Bei der Reform des Arbeitslosengeldes brauche es insgesamt ein "großes Paket", da werde "ein bisschen Feenstaub" nicht reichen. Das erklärte heute ÖVP-Arbeitsminister Martin Kocher im Ö1-Mittagsjournal. Man müsse hier über den Zuverdienst ebenso sprechen wie über das Arbeitslosengeld und dessen Höhe. Außerdem hätte man auch selbst Hausaufgaben zu machen, Stichwort Vermittlungsbeschleunigung. Das Ziel sei, mehr und schneller Beschäftigung zu finden und eine bessere Absicherung.

Auf mehrmalige Nachfrage bestätigte Kocher, dass ein degressives Arbeitslosengeld wohl nicht stark unter die 55 Prozent der Nettoersatzrate gehen werde. Dies hatte auch schon Klubobmann August Wöginger erklärt. Eine Zahl zu nennen sei aber generell schwierig, weil es auf das Programm ankomme.

Jeder bekommt ein Angebot

Insbesondere die Langzeitarbeitslosigkeit sei höher als vor der Krise, aber seit dem Höchststand im April 2021 sei sie schon um fast 30.000 Personen gesunken. Man könne jedem und jeder Langzeitarbeitslosen jedenfalls ein Angebot machen, so Kocher - ein Jobangebot, einen Platz im Qualifizierungsprogramm Sprungbrett oder ein Qualifizierungsangebot. 120.000 Langzeitarbeitslose, die bereits länger als ein Jahr beschäftigungslos gemeldet sind, stehen aktuell rund 114.000 offenen Stellen gegenüber.

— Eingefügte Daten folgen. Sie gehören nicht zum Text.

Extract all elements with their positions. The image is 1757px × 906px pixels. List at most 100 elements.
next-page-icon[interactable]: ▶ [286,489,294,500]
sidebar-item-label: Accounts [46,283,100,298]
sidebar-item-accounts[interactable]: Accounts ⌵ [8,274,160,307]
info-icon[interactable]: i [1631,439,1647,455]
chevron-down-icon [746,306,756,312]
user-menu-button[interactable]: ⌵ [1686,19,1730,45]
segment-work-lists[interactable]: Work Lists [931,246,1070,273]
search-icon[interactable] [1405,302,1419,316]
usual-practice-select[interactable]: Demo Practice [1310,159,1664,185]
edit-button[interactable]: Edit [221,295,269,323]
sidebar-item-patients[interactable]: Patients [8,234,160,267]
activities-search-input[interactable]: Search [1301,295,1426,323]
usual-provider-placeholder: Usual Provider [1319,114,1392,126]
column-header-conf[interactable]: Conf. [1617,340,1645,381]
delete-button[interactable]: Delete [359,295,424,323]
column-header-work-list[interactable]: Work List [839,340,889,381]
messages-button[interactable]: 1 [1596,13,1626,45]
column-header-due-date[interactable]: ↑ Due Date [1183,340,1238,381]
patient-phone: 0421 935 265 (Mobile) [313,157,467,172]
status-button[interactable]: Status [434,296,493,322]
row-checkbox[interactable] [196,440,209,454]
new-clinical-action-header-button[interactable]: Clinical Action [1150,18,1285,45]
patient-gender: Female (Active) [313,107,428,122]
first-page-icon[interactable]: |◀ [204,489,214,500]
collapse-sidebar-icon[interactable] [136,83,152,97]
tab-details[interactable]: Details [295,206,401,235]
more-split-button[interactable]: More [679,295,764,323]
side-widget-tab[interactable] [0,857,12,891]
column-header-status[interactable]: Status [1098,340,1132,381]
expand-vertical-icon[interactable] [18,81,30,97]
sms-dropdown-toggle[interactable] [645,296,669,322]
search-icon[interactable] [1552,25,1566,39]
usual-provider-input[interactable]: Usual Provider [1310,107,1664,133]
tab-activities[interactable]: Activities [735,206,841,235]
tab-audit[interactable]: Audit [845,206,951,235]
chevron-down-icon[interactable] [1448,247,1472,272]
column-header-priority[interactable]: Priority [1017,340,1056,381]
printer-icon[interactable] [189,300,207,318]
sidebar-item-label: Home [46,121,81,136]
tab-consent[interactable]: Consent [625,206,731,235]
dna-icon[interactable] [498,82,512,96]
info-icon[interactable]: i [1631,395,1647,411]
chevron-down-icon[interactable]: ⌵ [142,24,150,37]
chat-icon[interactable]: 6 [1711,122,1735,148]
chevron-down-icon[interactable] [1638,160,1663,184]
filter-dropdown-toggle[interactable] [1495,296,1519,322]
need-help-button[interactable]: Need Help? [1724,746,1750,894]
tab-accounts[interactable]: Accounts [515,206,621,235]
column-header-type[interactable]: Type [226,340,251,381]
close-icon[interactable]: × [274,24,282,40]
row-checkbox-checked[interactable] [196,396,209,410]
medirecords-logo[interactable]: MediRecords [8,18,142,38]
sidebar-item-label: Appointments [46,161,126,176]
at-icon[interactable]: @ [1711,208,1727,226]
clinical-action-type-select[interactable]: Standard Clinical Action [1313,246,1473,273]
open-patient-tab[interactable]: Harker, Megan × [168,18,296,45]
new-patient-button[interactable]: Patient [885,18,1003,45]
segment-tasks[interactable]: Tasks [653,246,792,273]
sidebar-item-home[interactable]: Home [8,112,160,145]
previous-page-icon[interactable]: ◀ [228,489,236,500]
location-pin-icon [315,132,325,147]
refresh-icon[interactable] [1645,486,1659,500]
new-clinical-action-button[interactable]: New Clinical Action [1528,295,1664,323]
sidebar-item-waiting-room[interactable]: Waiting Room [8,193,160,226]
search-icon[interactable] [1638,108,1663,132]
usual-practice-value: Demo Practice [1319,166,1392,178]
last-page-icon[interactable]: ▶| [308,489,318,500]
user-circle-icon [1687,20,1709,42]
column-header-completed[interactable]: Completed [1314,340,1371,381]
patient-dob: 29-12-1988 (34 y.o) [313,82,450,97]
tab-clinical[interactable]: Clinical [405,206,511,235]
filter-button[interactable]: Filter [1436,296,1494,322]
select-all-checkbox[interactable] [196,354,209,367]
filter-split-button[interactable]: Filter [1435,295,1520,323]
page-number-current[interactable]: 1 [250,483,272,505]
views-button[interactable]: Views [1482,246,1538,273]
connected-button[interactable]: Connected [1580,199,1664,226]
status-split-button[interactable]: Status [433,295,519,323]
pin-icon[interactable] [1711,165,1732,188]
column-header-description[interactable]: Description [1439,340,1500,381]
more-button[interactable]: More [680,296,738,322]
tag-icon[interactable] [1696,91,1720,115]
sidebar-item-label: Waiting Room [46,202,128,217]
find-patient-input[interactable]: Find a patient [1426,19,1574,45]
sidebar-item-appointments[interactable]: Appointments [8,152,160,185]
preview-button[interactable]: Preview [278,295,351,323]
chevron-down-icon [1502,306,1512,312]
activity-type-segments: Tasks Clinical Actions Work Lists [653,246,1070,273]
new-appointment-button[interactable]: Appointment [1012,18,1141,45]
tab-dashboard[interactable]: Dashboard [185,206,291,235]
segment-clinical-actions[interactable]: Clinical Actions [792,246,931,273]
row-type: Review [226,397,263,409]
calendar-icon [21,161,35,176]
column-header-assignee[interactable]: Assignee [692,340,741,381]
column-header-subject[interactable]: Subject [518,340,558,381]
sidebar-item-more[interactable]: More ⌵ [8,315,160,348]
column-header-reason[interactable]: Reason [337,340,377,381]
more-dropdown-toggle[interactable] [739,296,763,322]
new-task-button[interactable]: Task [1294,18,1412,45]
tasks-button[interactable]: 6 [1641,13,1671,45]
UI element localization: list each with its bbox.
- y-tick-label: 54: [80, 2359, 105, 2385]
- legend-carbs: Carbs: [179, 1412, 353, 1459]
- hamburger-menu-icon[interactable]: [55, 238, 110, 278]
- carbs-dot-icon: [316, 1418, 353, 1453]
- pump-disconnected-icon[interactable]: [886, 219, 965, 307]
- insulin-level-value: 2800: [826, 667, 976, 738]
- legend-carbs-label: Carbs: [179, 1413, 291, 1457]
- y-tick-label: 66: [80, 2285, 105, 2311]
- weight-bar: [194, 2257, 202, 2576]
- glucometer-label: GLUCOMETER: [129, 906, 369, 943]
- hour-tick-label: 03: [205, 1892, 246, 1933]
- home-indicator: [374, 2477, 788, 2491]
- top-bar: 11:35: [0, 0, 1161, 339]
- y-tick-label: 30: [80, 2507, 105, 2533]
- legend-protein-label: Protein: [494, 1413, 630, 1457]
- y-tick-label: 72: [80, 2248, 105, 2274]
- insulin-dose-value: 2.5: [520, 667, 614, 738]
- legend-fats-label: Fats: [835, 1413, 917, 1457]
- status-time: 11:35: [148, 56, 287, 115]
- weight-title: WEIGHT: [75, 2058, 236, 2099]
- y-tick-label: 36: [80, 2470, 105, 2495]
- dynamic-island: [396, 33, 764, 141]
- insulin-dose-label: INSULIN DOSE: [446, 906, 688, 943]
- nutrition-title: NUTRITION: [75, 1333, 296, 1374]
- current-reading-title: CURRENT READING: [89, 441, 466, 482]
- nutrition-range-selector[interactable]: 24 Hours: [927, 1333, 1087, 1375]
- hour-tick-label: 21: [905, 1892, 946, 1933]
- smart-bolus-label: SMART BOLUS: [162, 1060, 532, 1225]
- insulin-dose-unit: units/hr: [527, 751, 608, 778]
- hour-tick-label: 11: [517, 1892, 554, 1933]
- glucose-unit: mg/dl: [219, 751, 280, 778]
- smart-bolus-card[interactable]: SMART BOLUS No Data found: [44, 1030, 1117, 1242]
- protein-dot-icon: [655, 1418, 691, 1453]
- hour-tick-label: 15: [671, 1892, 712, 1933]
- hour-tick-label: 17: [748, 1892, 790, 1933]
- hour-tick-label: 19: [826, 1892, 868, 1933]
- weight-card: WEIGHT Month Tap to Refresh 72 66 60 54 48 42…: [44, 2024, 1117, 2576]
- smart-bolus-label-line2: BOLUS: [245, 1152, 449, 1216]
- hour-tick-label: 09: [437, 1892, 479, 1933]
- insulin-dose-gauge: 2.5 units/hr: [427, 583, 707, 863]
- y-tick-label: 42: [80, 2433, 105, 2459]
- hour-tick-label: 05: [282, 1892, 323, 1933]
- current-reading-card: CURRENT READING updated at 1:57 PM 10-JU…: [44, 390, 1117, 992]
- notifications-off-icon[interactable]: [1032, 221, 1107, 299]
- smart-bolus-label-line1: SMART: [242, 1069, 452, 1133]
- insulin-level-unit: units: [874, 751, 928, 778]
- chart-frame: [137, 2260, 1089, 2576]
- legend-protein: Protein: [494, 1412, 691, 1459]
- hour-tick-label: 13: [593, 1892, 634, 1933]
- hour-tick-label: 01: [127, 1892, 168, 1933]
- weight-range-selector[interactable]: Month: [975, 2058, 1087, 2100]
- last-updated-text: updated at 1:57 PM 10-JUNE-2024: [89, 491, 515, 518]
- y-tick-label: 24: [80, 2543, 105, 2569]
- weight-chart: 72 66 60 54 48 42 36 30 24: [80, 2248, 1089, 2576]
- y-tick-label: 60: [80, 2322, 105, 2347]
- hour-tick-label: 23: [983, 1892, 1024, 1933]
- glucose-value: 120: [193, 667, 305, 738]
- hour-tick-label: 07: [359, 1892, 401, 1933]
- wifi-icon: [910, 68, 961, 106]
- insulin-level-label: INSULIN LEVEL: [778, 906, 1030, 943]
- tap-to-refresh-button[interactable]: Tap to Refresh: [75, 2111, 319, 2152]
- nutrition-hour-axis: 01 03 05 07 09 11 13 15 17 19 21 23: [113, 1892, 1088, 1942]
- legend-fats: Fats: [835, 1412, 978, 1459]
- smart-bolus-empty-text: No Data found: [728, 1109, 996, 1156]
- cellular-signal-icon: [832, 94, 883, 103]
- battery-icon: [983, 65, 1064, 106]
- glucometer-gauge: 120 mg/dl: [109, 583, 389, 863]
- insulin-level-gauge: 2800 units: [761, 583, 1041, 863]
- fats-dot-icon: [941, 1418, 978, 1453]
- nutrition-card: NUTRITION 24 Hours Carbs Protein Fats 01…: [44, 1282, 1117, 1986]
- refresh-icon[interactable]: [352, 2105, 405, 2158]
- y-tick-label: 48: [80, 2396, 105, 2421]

Angesprochen auf die Kritik an der Aktion Sprungbrett (Betriebe erhalten durchschnittlich 50 Prozent Lohnzuschuss für maximal ein Jahr, wenn sie eine langzeitarbeitslose Person beschäftigen), erklärte Kocher dabei handle es sich um ein Förderprogramm für Arbeitgeber: "Es hat noch nie so aktive Arbeitsmarktpolitik gegeben wie jetzt." Und: Es sei wichtig, jetzt zu investieren, um die Narben, die normalerweise nach einer Krise auftreten, nicht zustande kommen.

Erleichterung bei Saisonniers

Außerdem zeige sich aus der Vergangenheit - die Aktion Sprungbrett ist eine Kombination aus bereits bestehenden Elementen -, dass viele Personen nach Ende der Unterstützung für die Betriebe in ihren Positionen bleiben können oder nachhaltig Beschäftigung haben. Möglichst viel Beschäftigung sei das beste Arbeitsmarktprogramm, so Kocher. Eine erneute Erhöhung der Notstandshilfe auf die Höhe des Arbeitslosengeldes schloss er jedenfalls aus.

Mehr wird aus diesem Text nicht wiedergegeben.